By: Bill Graham
Not every secret needs to be grand or profound. Sometimes, like in BAD WORDS, a secret can simply work to keep a film going. That subtlety, the letting off the gas instead of stepping on the brakes, is hard to accomplish because it requires a deft touch of tone. That is a highlight of the direction by actor Jason Bateman who doubles as a first-time film director here. With a keen sense of humor that bounces between gasp-worthy to simply hilarious, this dark comedy leaves few curse words unturned and might even expand your own vocabulary in the process. Even more of a balancing act has to be carefully worked to create the character that is insufferable to nearly everyone around him while keeping the audience on his side.
The film revolves around a forty-something Guy Trilby (Bateman) who is encroaching on the world of spelling bees. Certainly he understands that the competition is meant for children, but he also has a thorough understanding of all the rules and has exploited a loophole much to the chagrin of the organizers and more importantly, the parents of the fellow contestants. Sponsoring him in the contest—a requirement—is reporter Jenny (Kathryn Hahn) who is just as clueless about Trilby’s reasons for entering the contest but desperately tries to get him to open up. Thing is, Trilby is even more determined to keep his reasons to himself. He seems wounded at times and unless he wants to speak to someone, he rarely gives those he encounters much of a chance to make an impression.
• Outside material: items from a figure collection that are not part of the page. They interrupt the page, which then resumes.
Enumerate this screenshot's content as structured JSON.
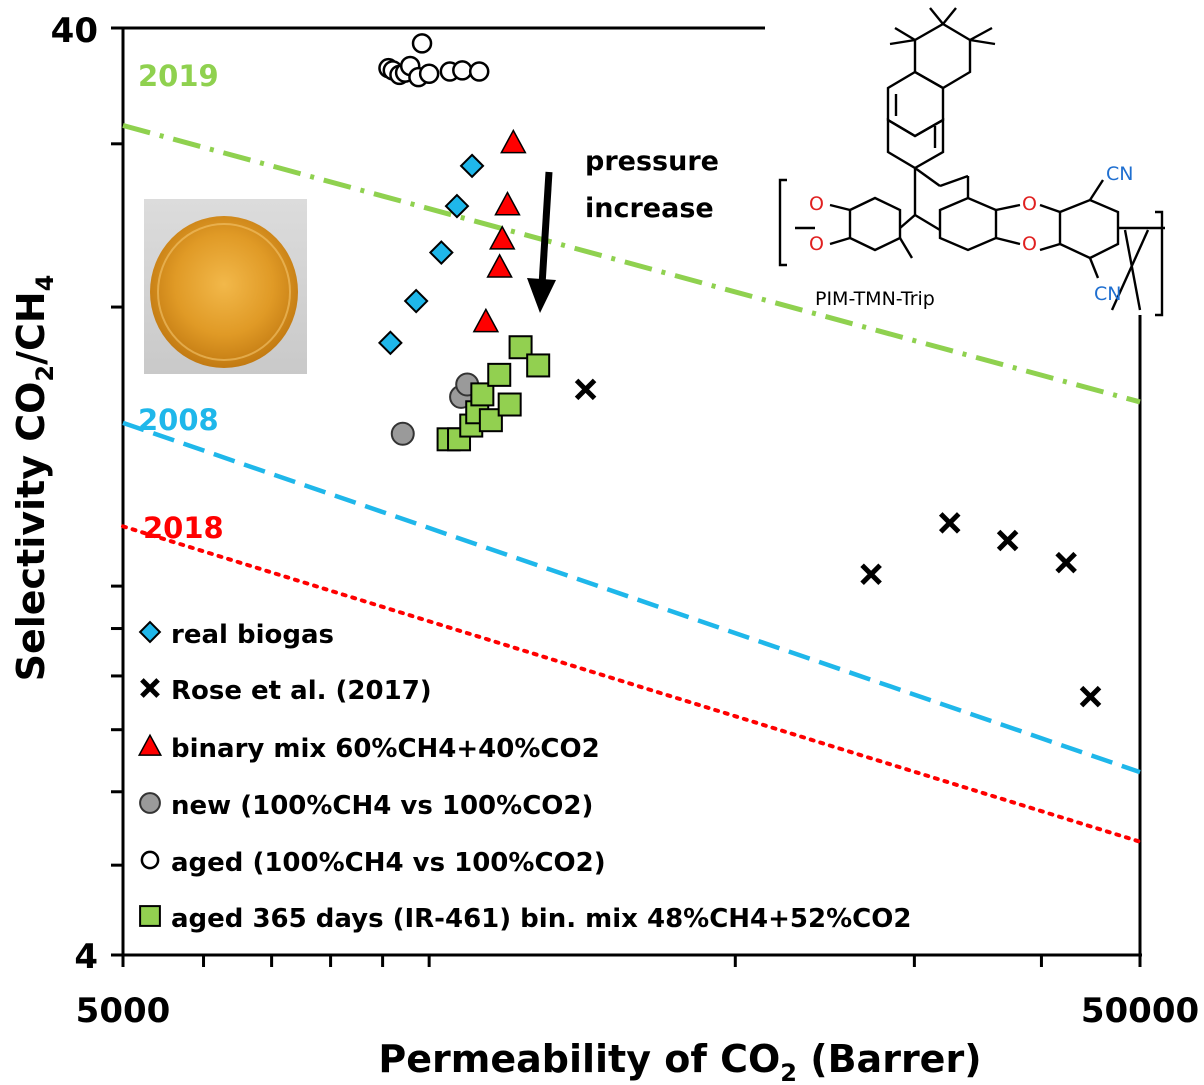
{
  "chart_data": {
    "type": "scatter",
    "title": "",
    "xlabel": "Permeability of CO",
    "xlabel_sub": "2",
    "xlabel_tail": " (Barrer)",
    "ylabel": "Selectivity CO",
    "ylabel_sub1": "2",
    "ylabel_mid": "/CH",
    "ylabel_sub2": "4",
    "x_scale": "log",
    "y_scale": "log",
    "xlim": [
      5000,
      50000
    ],
    "ylim": [
      4,
      40
    ],
    "x_ticks": [
      "5000",
      "50000"
    ],
    "y_ticks": [
      "4",
      "40"
    ],
    "legend_position": "bottom-left",
    "upper_bound_lines": [
      {
        "label": "2019",
        "color": "#8fd14f",
        "style": "dash-dot",
        "x": [
          5000,
          50000
        ],
        "y": [
          31.4,
          15.8
        ]
      },
      {
        "label": "2008",
        "color": "#1fb7ea",
        "style": "dashed",
        "x": [
          5000,
          50000
        ],
        "y": [
          15.0,
          6.3
        ]
      },
      {
        "label": "2018",
        "color": "#ff0000",
        "style": "dotted",
        "x": [
          5000,
          50000
        ],
        "y": [
          11.6,
          5.3
        ]
      }
    ],
    "series": [
      {
        "name": "real biogas",
        "marker": "diamond",
        "color": "#1fb7ea",
        "x": [
          9160,
          9710,
          10280,
          10650,
          11020
        ],
        "y": [
          18.3,
          20.3,
          22.9,
          25.7,
          28.4
        ]
      },
      {
        "name": "Rose et al. (2017)",
        "marker": "cross",
        "color": "#000000",
        "x": [
          14250,
          27200,
          32500,
          37050,
          42300,
          44700
        ],
        "y": [
          16.3,
          10.3,
          11.7,
          11.2,
          10.6,
          7.6
        ]
      },
      {
        "name": "binary mix 60%CH4+40%CO2",
        "marker": "triangle",
        "color": "#ff0000",
        "x": [
          11370,
          11730,
          11800,
          11940,
          12100
        ],
        "y": [
          19.3,
          22.1,
          23.7,
          25.8,
          30.1
        ]
      },
      {
        "name": "new (100%CH4 vs 100%CO2)",
        "marker": "circle-filled",
        "color": "#9a9a9a",
        "x": [
          9420,
          10750,
          10900
        ],
        "y": [
          14.6,
          16.0,
          16.5
        ]
      },
      {
        "name": "aged (100%CH4 vs 100%CO2)",
        "marker": "circle-open",
        "color": "#000000",
        "x": [
          9120,
          9210,
          9350,
          9470,
          9580,
          9760,
          9840,
          10000,
          10480,
          10780,
          11200
        ],
        "y": [
          36.2,
          36.0,
          35.6,
          35.8,
          36.4,
          35.4,
          38.5,
          35.7,
          35.9,
          36.0,
          35.9
        ]
      },
      {
        "name": "aged 365 days (IR-461) bin. mix 48%CH4+52%CO2",
        "marker": "square",
        "color": "#92d050",
        "x": [
          10450,
          10700,
          11000,
          11150,
          11280,
          11500,
          11720,
          12000,
          12300,
          12800
        ],
        "y": [
          14.4,
          14.4,
          14.9,
          15.4,
          16.1,
          15.1,
          16.9,
          15.7,
          18.1,
          17.3
        ]
      }
    ]
  },
  "annotation": {
    "line1": "pressure",
    "line2": "increase"
  },
  "structure": {
    "name": "PIM-TMN-Trip",
    "o_label": "O",
    "cn_label": "CN",
    "o_color": "#e02020",
    "cn_color": "#1f6fd0"
  },
  "photo": {
    "description_color": "#d99a1a"
  }
}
He sidesteps them, mostly in abrupt forms of “don’t talk to me”s that get increasingly rude (and hilarious) the longer someone tries to make chit chat.
Written by Andrew Dodge, the screenplay made the Black List in 2011, an honor given to the “most liked” un-produced screenplays of a current year decided upon film industry development executives and professionals. The implication is that the film worked well on the page and happily it works just as well on the screen. Trilby has command of the English language and hurls insults in vivid detail. But he is unable to shake a fellow contestant named Chaitainya Chopra (Rohan Chand) who naively attempts to befriend Trilby. This naivety becomes, in many ways, the heart of the film as their chemistry and young Chopra’s story are endlessly charming. He is the somewhat stereotypical Indian-American contestant that is without a clue as to how to navigate his middle school years despite his intelligence, but he turns into much more of a dynamic presence as the film rolls along.
It’s easy to see where many people might simply be put off by the darkness of the comedy in Bad Words. Few punches are pulled as Trilby torments the people he is around, both young and old. He seems to gleam little joy from the constant insults or his progression in the spelling bee world, yet his drive keeps the film moving at a brisk pace. Clocking in under 90 minutes, the pace is indeed quick yet there is an uncommon amount of development because the film thankfully focuses on just a few characters. Surely the comedy is vile at times, but it manages to keep from sliding into something worse. There are unexpected charms to be found in Bad Words and a lot of the credit has to be given to the acting and direction of Bateman who navigates the satire with aplomb.